First of all, I just happen to be reading _No Logo_ right now, so this was a very timely piece. As Klein says, feminists in the '90s (and I'd say today as well) use identity politics to argue that we need more diverse representations of women and POC in the media. While an important goal, this simply does not address the fundamental problems with patriarchy.

In fact, I rarely hear "modern" feminists talk about the patriarchy at all. Changing the frame so that our oppression is acceptable is not a good way to free ourselves. In fact, it is harmful, since it ignores the patriarchal thorn in our feet as it works its way deeper in.

Not all "modern" feminists are the same, of course, but I think your critique addresses most of those receiving the most attention these days. I hate to place them all in the same category as strawfeminists, but also, I don’t see any of them responding to posts like this and explaining why “high heels are empowering” is a radical (or even a feminist) perspective. We need to ditch the “true for me” business if this movement is going to take off again.

Thank you for your post.

Mary Tracy said...

Thank you, smashesthep for reading and commenting.

Yay for No Logo! I want to be like Naomi Klein when I grow up.
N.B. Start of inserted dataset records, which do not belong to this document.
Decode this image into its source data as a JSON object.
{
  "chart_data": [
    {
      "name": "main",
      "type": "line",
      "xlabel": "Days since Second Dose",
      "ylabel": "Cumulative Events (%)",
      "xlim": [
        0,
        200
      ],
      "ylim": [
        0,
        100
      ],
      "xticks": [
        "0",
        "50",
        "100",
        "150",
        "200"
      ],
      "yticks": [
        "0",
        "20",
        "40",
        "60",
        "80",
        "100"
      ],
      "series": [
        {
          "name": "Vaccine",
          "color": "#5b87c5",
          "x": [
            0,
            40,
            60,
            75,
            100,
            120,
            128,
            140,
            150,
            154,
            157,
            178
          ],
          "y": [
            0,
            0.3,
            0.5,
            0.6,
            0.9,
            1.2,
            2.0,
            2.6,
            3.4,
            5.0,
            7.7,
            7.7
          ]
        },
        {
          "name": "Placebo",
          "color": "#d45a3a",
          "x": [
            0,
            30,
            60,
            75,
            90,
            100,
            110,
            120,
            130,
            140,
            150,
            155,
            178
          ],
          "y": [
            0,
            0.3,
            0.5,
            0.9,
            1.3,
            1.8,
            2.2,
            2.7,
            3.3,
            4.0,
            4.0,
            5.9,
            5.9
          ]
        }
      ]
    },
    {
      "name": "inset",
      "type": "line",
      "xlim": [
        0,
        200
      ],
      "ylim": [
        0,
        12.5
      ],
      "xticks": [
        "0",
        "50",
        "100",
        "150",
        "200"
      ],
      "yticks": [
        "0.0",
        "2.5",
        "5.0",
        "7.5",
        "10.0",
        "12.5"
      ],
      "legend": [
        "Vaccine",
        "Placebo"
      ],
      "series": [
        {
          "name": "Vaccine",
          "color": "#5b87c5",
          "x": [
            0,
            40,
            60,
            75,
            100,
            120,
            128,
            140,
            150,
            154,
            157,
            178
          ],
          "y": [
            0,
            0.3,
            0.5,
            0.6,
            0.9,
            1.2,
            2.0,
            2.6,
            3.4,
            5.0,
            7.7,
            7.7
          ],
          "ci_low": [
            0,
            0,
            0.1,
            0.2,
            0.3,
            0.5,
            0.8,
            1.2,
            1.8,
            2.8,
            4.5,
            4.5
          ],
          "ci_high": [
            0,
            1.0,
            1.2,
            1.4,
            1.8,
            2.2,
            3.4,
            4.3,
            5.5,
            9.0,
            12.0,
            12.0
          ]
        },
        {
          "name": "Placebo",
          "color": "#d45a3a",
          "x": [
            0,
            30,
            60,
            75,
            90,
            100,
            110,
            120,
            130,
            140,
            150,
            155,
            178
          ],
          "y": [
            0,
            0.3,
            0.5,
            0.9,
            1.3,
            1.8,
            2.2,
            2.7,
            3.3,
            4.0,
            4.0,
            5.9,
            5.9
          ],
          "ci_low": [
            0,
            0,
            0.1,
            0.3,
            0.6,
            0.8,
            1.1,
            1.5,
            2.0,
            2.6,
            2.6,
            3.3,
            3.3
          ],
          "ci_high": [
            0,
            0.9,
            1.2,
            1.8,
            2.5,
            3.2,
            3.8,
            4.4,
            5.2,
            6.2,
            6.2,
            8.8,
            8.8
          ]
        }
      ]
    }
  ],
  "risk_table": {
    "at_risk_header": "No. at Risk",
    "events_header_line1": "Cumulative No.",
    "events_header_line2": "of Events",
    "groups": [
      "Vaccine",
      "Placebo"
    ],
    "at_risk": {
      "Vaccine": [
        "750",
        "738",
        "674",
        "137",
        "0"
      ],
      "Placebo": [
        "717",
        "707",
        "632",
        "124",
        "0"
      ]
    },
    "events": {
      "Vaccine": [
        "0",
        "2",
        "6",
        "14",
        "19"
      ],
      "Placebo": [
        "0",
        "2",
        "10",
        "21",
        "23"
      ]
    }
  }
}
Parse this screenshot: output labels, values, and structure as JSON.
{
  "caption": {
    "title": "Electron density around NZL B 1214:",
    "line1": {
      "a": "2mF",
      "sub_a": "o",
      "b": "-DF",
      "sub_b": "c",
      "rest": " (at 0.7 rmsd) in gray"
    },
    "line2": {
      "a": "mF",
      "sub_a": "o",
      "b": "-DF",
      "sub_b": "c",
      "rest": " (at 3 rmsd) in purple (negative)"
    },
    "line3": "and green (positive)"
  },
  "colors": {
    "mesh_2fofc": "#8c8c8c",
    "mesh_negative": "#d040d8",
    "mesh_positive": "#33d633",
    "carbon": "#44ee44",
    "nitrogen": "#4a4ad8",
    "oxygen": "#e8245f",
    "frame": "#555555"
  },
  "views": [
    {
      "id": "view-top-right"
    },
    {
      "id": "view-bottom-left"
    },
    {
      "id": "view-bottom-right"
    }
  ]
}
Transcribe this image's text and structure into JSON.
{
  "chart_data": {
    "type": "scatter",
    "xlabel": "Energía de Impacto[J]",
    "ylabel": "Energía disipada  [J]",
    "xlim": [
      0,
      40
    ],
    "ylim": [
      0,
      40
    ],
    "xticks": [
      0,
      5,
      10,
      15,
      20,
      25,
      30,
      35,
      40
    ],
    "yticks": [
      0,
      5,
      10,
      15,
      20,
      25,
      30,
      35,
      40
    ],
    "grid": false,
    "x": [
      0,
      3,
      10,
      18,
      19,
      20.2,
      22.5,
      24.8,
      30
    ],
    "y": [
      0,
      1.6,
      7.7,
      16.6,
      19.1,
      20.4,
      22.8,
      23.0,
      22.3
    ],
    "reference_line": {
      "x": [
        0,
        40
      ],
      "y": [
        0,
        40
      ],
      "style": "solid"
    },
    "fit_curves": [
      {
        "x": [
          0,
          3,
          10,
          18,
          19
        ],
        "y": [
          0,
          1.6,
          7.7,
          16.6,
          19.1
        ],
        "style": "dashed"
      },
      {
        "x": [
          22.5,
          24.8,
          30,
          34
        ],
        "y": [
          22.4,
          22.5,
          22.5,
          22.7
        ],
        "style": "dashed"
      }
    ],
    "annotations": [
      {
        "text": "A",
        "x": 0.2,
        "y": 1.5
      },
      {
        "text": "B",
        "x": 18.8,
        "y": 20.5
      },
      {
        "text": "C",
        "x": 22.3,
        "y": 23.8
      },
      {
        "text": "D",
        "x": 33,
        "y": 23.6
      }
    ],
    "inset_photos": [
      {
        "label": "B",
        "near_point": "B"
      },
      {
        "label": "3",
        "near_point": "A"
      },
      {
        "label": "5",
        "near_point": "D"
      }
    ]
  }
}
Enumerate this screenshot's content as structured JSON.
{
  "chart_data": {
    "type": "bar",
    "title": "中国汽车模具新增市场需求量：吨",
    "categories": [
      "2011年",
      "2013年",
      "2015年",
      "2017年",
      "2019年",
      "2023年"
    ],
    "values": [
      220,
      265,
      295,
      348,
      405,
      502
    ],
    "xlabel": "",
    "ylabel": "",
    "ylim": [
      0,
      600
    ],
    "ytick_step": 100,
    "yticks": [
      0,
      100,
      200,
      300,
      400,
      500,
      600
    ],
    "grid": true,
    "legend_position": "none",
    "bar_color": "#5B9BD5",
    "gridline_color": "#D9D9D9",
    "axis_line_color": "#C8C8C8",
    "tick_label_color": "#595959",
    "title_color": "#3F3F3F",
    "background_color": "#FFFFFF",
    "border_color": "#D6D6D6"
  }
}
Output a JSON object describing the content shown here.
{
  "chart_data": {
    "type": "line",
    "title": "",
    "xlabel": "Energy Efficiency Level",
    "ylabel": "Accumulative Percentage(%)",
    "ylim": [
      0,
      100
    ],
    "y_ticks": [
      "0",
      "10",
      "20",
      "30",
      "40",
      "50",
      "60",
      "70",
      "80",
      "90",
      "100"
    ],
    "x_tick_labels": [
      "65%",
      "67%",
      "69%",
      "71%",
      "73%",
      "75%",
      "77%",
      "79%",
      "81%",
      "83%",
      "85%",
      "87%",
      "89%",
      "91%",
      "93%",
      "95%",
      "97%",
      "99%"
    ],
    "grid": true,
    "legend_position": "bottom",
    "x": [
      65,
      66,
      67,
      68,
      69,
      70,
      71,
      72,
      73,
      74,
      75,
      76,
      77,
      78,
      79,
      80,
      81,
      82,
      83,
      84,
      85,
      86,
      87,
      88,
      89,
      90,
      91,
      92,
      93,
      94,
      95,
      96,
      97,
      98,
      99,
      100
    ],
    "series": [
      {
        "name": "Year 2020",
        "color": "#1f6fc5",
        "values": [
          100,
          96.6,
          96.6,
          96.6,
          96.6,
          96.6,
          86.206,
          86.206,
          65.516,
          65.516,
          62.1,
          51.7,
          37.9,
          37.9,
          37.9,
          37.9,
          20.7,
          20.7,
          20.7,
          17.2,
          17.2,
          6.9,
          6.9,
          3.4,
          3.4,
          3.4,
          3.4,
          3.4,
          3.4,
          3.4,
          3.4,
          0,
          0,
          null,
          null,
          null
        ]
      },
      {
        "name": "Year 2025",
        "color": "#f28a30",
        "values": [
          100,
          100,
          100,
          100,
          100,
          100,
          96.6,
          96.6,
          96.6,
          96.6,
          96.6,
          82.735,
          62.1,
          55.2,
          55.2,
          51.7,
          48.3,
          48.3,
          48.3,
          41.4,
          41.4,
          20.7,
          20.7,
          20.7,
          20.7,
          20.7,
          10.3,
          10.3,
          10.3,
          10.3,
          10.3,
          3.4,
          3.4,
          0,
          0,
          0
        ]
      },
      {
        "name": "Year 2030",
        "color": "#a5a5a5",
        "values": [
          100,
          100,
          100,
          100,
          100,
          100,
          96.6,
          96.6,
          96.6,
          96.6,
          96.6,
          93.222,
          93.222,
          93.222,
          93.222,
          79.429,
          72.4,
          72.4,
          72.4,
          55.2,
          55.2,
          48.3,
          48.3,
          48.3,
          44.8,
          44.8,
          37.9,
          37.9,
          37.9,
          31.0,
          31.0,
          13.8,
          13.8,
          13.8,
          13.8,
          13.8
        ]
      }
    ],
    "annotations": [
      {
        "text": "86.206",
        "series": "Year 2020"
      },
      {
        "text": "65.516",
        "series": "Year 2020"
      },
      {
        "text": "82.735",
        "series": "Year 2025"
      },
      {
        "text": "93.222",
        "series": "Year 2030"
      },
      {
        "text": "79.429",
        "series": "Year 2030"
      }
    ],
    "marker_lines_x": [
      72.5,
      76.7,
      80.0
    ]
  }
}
And here's to talking about the patriarchy, darnit. That's why we are feminists, that's why we are here. That's why we bother in the first place.

(I may have to write about this whole "true for me" business, actually.)

Lindsay said...

You'll have better luck becoming a darling of feminist circles if you chronicle your adventures in cybersex than if you churn out a tome on the glass ceiling.

Wow! I wouldn't have expected Time magazine even to write an article about feminism, much less one that criticizes it for not being radical enough.

Yay, Time magazine! (Well, Yay, Ginia Bellafante, but also yay Time magazine for running her article).

And it sounds like I need to read No Logo. I've read Klein's The Shock Doctrine and found it extremely enlightening, and I have often wondered why things have changed so little in spite of all the big social movements of the 60s and 70s.

Mary Tracy said...

No Logo is the awesome. I particularly liked her description of the modern high street job for young people.

rebel13 said...

Recently read "Nation of Rebels" (sold in Canada as "Rebel Sell", not sure where you are) which was a really fascinating explication of some of what you're talking about here. Good article.

smashesthep said...

I will put it on my to-read list. Thanks for the rec!